3. Le déclin, enfin, des systèmes de solidarité qui, autrefois, faisaient tampon et que cette idéologie de l’évaluation, c’est-à-dire de la performance individuelle, c’est-à-dire du « chacun pour soi » et, pour autrui, du « marche ou crève », a méthodiquement dévastés : combien d’ouvriers démoralisés, affaiblis, défaillants, que, jadis, les collègues protégeaient ? combien de zingueurs, combien de Coupeau ou, plus exactement, d’anti-Coupeau à qui les copains d’Assommoir pouvaient dire « tu as trop bu, faut pas monter ce matin, on va y aller à ta place » ? combien, il y a quelques années encore, d’employés prêts à lâcher la corde mais qu’une chaîne d’amitié et d’entraide maintenait, vaille que vaille, dans le circuit ? tout cela a volé en éclats sous le double coup de l’agonie des syndicats et de la montée en puissance de cette culture de l’égoïsme ; rien de cela ne fonctionne plus dans la nouvelle cordée sociale basée sur la mobilité forcenée et l’émiettement des postes ; on y est aussi seul, aussi désespérément et définitivement seul, que, naguère, chez les paysans, à l’époque où c’étaient eux qui, pour les mêmes raisons, au plus fort de l’exode rural, détenaient le triste record du nombre de suicides au travail.
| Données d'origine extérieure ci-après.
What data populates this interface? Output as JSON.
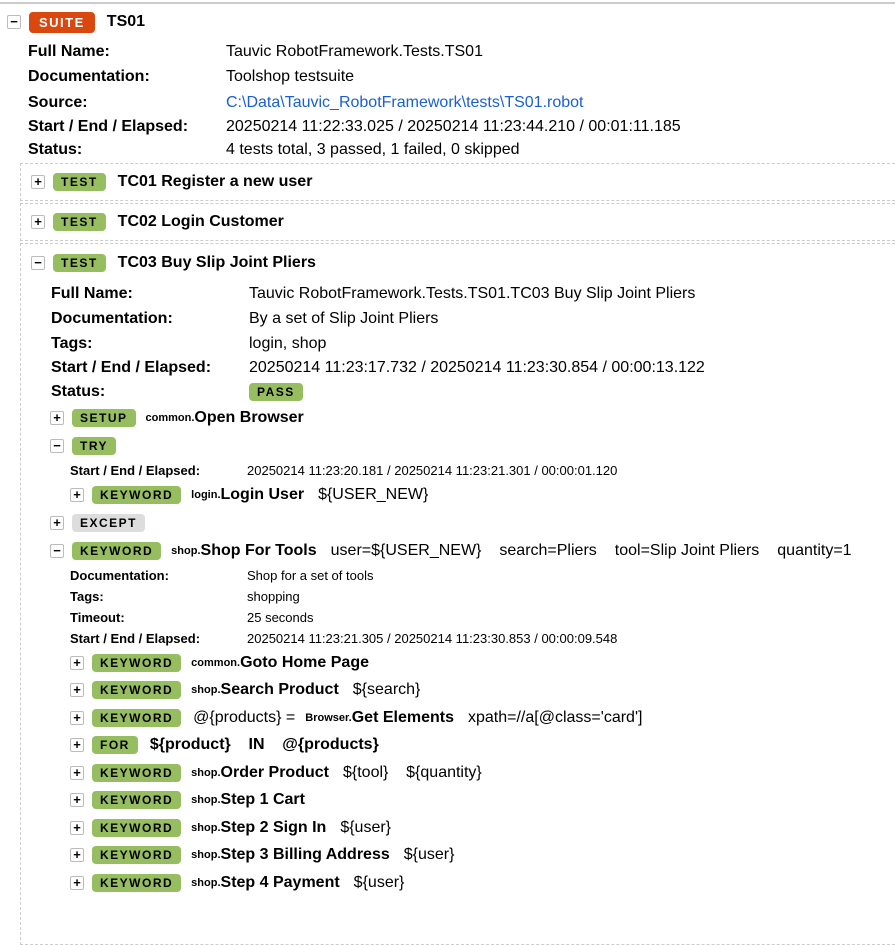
{
  "suite": {
    "badge": "SUITE",
    "name": "TS01",
    "info": [
      {
        "label": "Full Name:",
        "value": "Tauvic RobotFramework.Tests.TS01"
      },
      {
        "label": "Documentation:",
        "value": "Toolshop testsuite"
      },
      {
        "label": "Source:",
        "value": "C:\\Data\\Tauvic_RobotFramework\\tests\\TS01.robot"
      },
      {
        "label": "Start / End / Elapsed:",
        "value": "20250214 11:22:33.025 / 20250214 11:23:44.210 / 00:01:11.185"
      },
      {
        "label": "Status:",
        "value": "4 tests total, 3 passed, 1 failed, 0 skipped"
      }
    ]
  },
  "tests": [
    {
      "badge": "TEST",
      "name": "TC01 Register a new user"
    },
    {
      "badge": "TEST",
      "name": "TC02 Login Customer"
    },
    {
      "badge": "TEST",
      "name": "TC03 Buy Slip Joint Pliers"
    }
  ],
  "tc03": {
    "info": [
      {
        "label": "Full Name:",
        "value": "Tauvic RobotFramework.Tests.TS01.TC03 Buy Slip Joint Pliers"
      },
      {
        "label": "Documentation:",
        "value": "By a set of Slip Joint Pliers"
      },
      {
        "label": "Tags:",
        "value": "login, shop"
      },
      {
        "label": "Start / End / Elapsed:",
        "value": "20250214 11:23:17.732 / 20250214 11:23:30.854 / 00:00:13.122"
      },
      {
        "label": "Status:",
        "value": "PASS"
      }
    ],
    "setup": {
      "badge": "SETUP",
      "lib": "common.",
      "name": "Open Browser"
    },
    "try": {
      "badge": "TRY",
      "info": {
        "label": "Start / End / Elapsed:",
        "value": "20250214 11:23:20.181 / 20250214 11:23:21.301 / 00:00:01.120"
      },
      "kw": {
        "badge": "KEYWORD",
        "lib": "login.",
        "name": "Login User",
        "args": "${USER_NEW}"
      }
    },
    "except": {
      "badge": "EXCEPT"
    },
    "shop": {
      "badge": "KEYWORD",
      "lib": "shop.",
      "name": "Shop For Tools",
      "args": [
        "user=${USER_NEW}",
        "search=Pliers",
        "tool=Slip Joint Pliers",
        "quantity=1"
      ],
      "info": [
        {
          "label": "Documentation:",
          "value": "Shop for a set of tools"
        },
        {
          "label": "Tags:",
          "value": "shopping"
        },
        {
          "label": "Timeout:",
          "value": "25 seconds"
        },
        {
          "label": "Start / End / Elapsed:",
          "value": "20250214 11:23:21.305 / 20250214 11:23:30.853 / 00:00:09.548"
        }
      ],
      "children": [
        {
          "badge": "KEYWORD",
          "pre": "",
          "lib": "common.",
          "name": "Goto Home Page",
          "args": ""
        },
        {
          "badge": "KEYWORD",
          "pre": "",
          "lib": "shop.",
          "name": "Search Product",
          "args": "${search}"
        },
        {
          "badge": "KEYWORD",
          "pre": "@{products} =",
          "lib": "Browser.",
          "name": "Get Elements",
          "args": "xpath=//a[@class='card']"
        },
        {
          "badge": "FOR",
          "pre": "",
          "lib": "",
          "name": "${product}    IN    @{products}",
          "args": ""
        },
        {
          "badge": "KEYWORD",
          "pre": "",
          "lib": "shop.",
          "name": "Order Product",
          "args": "${tool}    ${quantity}"
        },
        {
          "badge": "KEYWORD",
          "pre": "",
          "lib": "shop.",
          "name": "Step 1 Cart",
          "args": ""
        },
        {
          "badge": "KEYWORD",
          "pre": "",
          "lib": "shop.",
          "name": "Step 2 Sign In",
          "args": "${user}"
        },
        {
          "badge": "KEYWORD",
          "pre": "",
          "lib": "shop.",
          "name": "Step 3 Billing Address",
          "args": "${user}"
        },
        {
          "badge": "KEYWORD",
          "pre": "",
          "lib": "shop.",
          "name": "Step 4 Payment",
          "args": "${user}"
        }
      ]
    }
  },
  "colors": {
    "suite": "#d9480f",
    "pass": "#97bd61",
    "except": "#dddddd",
    "link": "#1a5fd4"
  }
}
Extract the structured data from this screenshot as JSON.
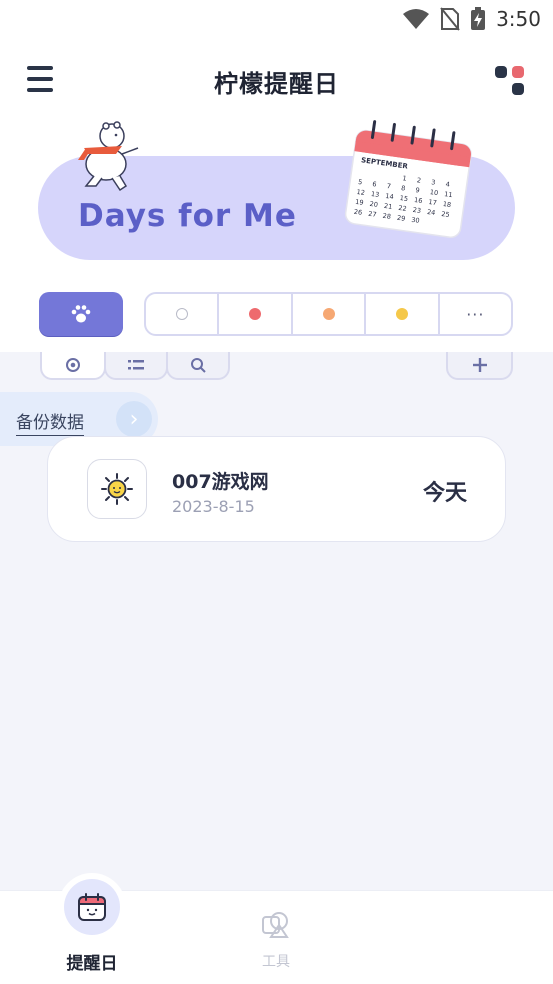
{
  "status_bar": {
    "time": "3:50"
  },
  "header": {
    "title": "柠檬提醒日"
  },
  "banner": {
    "text": "Days for Me",
    "calendar_month": "SEPTEMBER",
    "calendar_days": [
      "1",
      "2",
      "3",
      "4",
      "5",
      "6",
      "7",
      "8",
      "9",
      "10",
      "11",
      "12",
      "13",
      "14",
      "15",
      "16",
      "17",
      "18",
      "19",
      "20",
      "21",
      "22",
      "23",
      "24",
      "25",
      "26",
      "27",
      "28",
      "29",
      "30"
    ]
  },
  "filters": {
    "paw_icon": "paw-icon",
    "colors": [
      {
        "name": "all",
        "color": "#ffffff"
      },
      {
        "name": "red",
        "color": "#ee6a6e"
      },
      {
        "name": "orange",
        "color": "#f6a873"
      },
      {
        "name": "yellow",
        "color": "#f5c84a"
      }
    ],
    "more_label": "···"
  },
  "tabs": {
    "icons": [
      "target-icon",
      "list-icon",
      "search-icon",
      "plus-icon"
    ]
  },
  "backup": {
    "label": "备份数据",
    "arrow": "›"
  },
  "events": [
    {
      "title": "007游戏网",
      "date": "2023-8-15",
      "status": "今天",
      "icon": "sun-face-icon"
    }
  ],
  "bottom_nav": {
    "items": [
      {
        "label": "提醒日",
        "active": true,
        "icon": "calendar-face-icon"
      },
      {
        "label": "工具",
        "active": false,
        "icon": "tools-icon"
      }
    ]
  },
  "colors": {
    "accent": "#7477d8",
    "banner_bg": "#d6d5fb",
    "banner_text": "#5b5fc7",
    "content_bg": "#f3f4fa"
  }
}
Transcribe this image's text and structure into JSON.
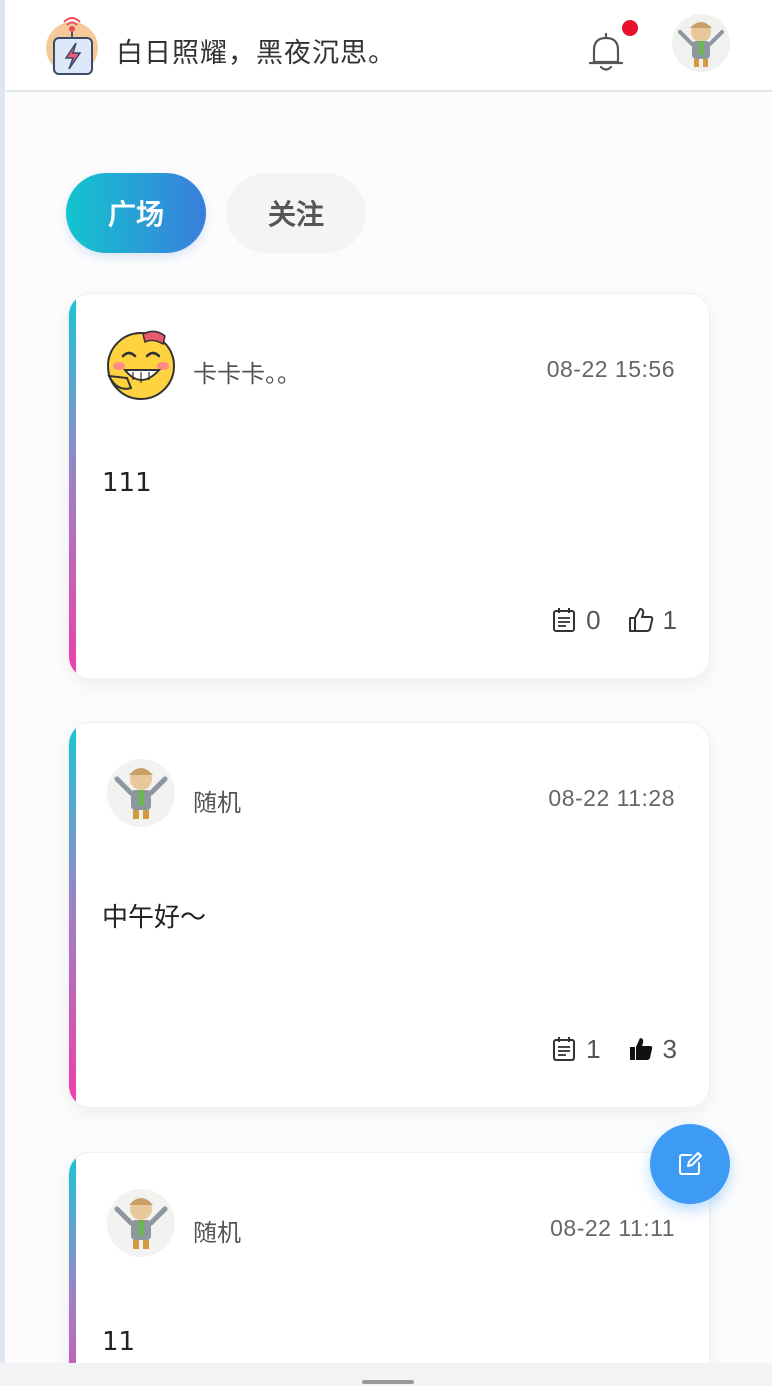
{
  "header": {
    "slogan": "白日照耀，黑夜沉思。",
    "logo_icon": "lightning-badge-icon",
    "bell_icon": "bell-icon",
    "has_notification": true,
    "colors": {
      "notification_dot": "#e8102d"
    }
  },
  "tabs": [
    {
      "label": "广场",
      "active": true
    },
    {
      "label": "关注",
      "active": false
    }
  ],
  "posts": [
    {
      "author": "卡卡卡。。",
      "time": "08-22 15:56",
      "content": "111",
      "comments": "0",
      "likes": "1",
      "liked": false,
      "avatar_icon": "laughing-emoji-icon"
    },
    {
      "author": "随机",
      "time": "08-22 11:28",
      "content": "中午好～",
      "comments": "1",
      "likes": "3",
      "liked": true,
      "avatar_icon": "cartoon-kid-avatar-icon"
    },
    {
      "author": "随机",
      "time": "08-22 11:11",
      "content": "11",
      "comments": "",
      "likes": "",
      "liked": false,
      "avatar_icon": "cartoon-kid-avatar-icon"
    }
  ],
  "fab": {
    "icon": "edit-icon",
    "color": "#3d9bf5"
  },
  "colors": {
    "tab_active_start": "#13c5cf",
    "tab_active_end": "#3a7ddc",
    "card_accent_top": "#17c6d4",
    "card_accent_bottom": "#f03da9"
  }
}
Alors, il faut, je le répète, se garder de surinterpréter.

Il faut résister à la tentation de trouver un coupable, un seul, dont la désignation, par enchantement, résoudrait tout. Et même si des mots ignobles ont été prononcés, même si la formule du patron de France Télécom réduisant cette vague de suicides à une « mode » (et, ensuite, s’en excusant) est, évidemment, inqualifiable, il faut éviter de faire de quiconque un bouc émissaire.

Mais qu’il y ait là un problème qui, au moins autant que la crise des subprimes et autres hedge funds, oblige à s’interroger sur notre modèle économique et social, voilà qui est incontestable.

La sociologie moderne, après tout, est bien née, avec Durkheim, à partir d’une réflexion sur le suicide.

C’est bien un autre livre sur le suicide, celui de son disciple Maurice Halbwachs, qui a, un demi-siècle plus tard, jeté les bases des représentations de la société sur lesquelles nous vivons aujourd’hui.

Et je ne vois donc pas pourquoi nous nous priverions, dans le droit-fil de Durkheim et Halbwachs, d’une réflexion sans concession sur le nouveau malaise social, le malaise grandissant dans la civilisation, dont témoignent, qu’on le veuille ou non, ces tragédies en série.

Le pire serait de ne rien dire et de banaliser.

Le pire serait de considérer le phénomène comme faisant partie des risques du métier ou, plus horrible encore, de le noyer dans des statistiques de « mortalité nationale » aussi absurdes qu’indécentes.

Ce serait tuer une deuxième fois les morts de France Télécom que de refuser le miroir qu’ils nous tendent.